Hello I want to use the function x with the type float as the function takes type int in input I do not know if this is possible, I tried with conversion or cast but this does not give the right resulta

__global__ void KernelTest()
{
    int tid = threadIdx.x;
    __shared__ float v[32];
    v[tid] = tid + 0.1; 
    float mySum = __reduce_add_sync(0xffffffff, (int)v[tid]);
}


int main() {
    KernelTest<<<1, 32>>>();
}

Thank for help

Robert_Crovella · December 13, 2021, 9:25pm

float is not supported at this time.

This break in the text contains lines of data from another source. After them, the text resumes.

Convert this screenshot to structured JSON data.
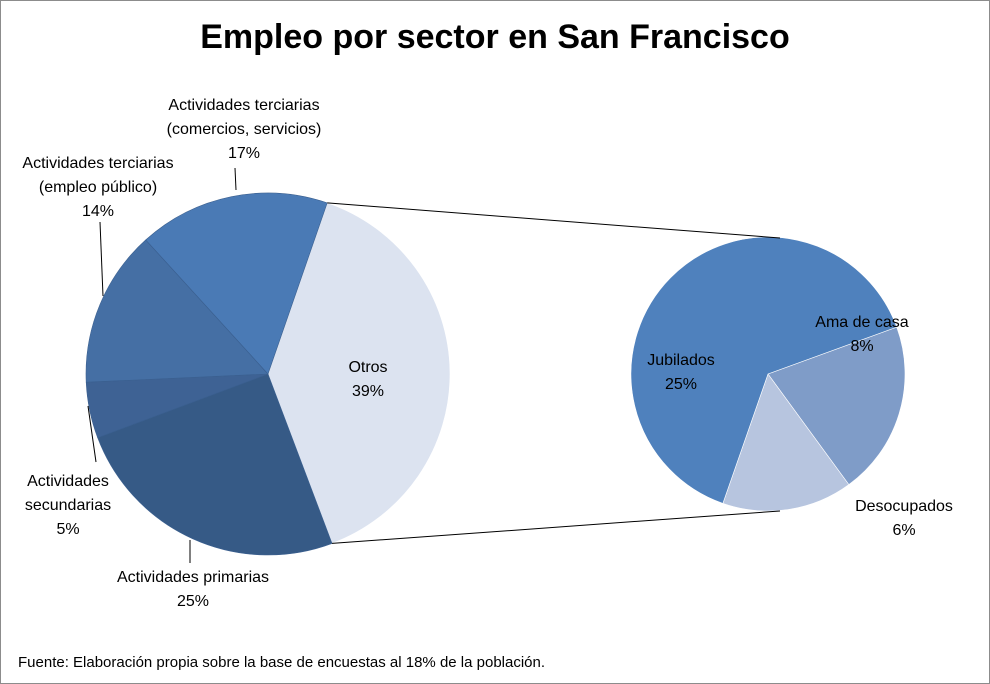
{
  "title": "Empleo por sector en San Francisco",
  "footnote": "Fuente: Elaboración propia sobre la base de encuestas al 18%  de la población.",
  "chart_data": {
    "type": "pie",
    "subtype": "pie-of-pie",
    "main": {
      "slices": [
        {
          "id": "otros",
          "label": "Otros",
          "pct_label": "39%",
          "value": 39,
          "color": "#dce3f0"
        },
        {
          "id": "primarias",
          "label": "Actividades primarias",
          "pct_label": "25%",
          "value": 25,
          "color": "#365a86"
        },
        {
          "id": "secundarias",
          "label": "Actividades secundarias",
          "pct_label": "5%",
          "value": 5,
          "color": "#3e6294"
        },
        {
          "id": "publico",
          "label": "Actividades terciarias (empleo público)",
          "pct_label": "14%",
          "value": 14,
          "color": "#456fa4"
        },
        {
          "id": "comercios",
          "label": "Actividades terciarias (comercios, servicios)",
          "pct_label": "17%",
          "value": 17,
          "color": "#4a7ab5"
        }
      ]
    },
    "secondary": {
      "slices": [
        {
          "id": "jubilados",
          "label": "Jubilados",
          "pct_label": "25%",
          "value": 25,
          "color": "#4f81bd"
        },
        {
          "id": "ama",
          "label": "Ama de casa",
          "pct_label": "8%",
          "value": 8,
          "color": "#7f9cc8"
        },
        {
          "id": "desocupados",
          "label": "Desocupados",
          "pct_label": "6%",
          "value": 6,
          "color": "#b7c5df"
        }
      ]
    }
  }
}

You won’t be able to convert the float to int to get the right answer in the general case, either.

You can create a warp reduce that works on float using warp-shuffle operations:

$ cat t59.cu
#include <stdio.h>

__global__ void warpReduce() {
    int laneId = threadIdx.x & 0x1f;
    // Seed starting value as inverse lane ID
    float value = laneId + 0.1f;

    // Use XOR mode to perform butterfly reduction
    for (int i=16; i>=1; i/=2)
        value += __shfl_xor_sync(0xffffffff, value, i, 32);

    // "value" now contains the sum across all threads
    printf("Thread %d final value = %f\n", threadIdx.x, value);
}

int main() {
    warpReduce<<< 1, 32 >>>();
    cudaDeviceSynchronize();

    return 0;
}
$ nvcc -o t59 t59.cu
$ cuda-memcheck ./t59
========= CUDA-MEMCHECK
Thread 0 final value = 499.200012
Thread 1 final value = 499.200012
Thread 2 final value = 499.200012
Thread 3 final value = 499.200012
Thread 4 final value = 499.200012
Thread 5 final value = 499.200012
Thread 6 final value = 499.200012
Thread 7 final value = 499.200012
Thread 8 final value = 499.200012
Thread 9 final value = 499.200012
Thread 10 final value = 499.200012
Thread 11 final value = 499.200012
Thread 12 final value = 499.200012
Thread 13 final value = 499.200012
Thread 14 final value = 499.200012
Thread 15 final value = 499.200012
Thread 16 final value = 499.200012
Thread 17 final value = 499.200012
Thread 18 final value = 499.200012
Thread 19 final value = 499.200012
Thread 20 final value = 499.200012
Thread 21 final value = 499.200012
Thread 22 final value = 499.200012
Thread 23 final value = 499.200012
Thread 24 final value = 499.200012
Thread 25 final value = 499.200012
Thread 26 final value = 499.200012
Thread 27 final value = 499.200012
Thread 28 final value = 499.200012
Thread 29 final value = 499.200012
Thread 30 final value = 499.200012
Thread 31 final value = 499.200012
========= ERROR SUMMARY: 0 errors
$

As a bonus, this method does not require cc8.0 or higher, which the reduce intrinsics require.

njuffa · December 13, 2021, 9:34pm

Depending on what the actual use case is, using __reduce_add_sync() in conjunction with a fixed-point representation (i.e. an integer associated with an implicit scale factor) may be one way to address the lack of float support.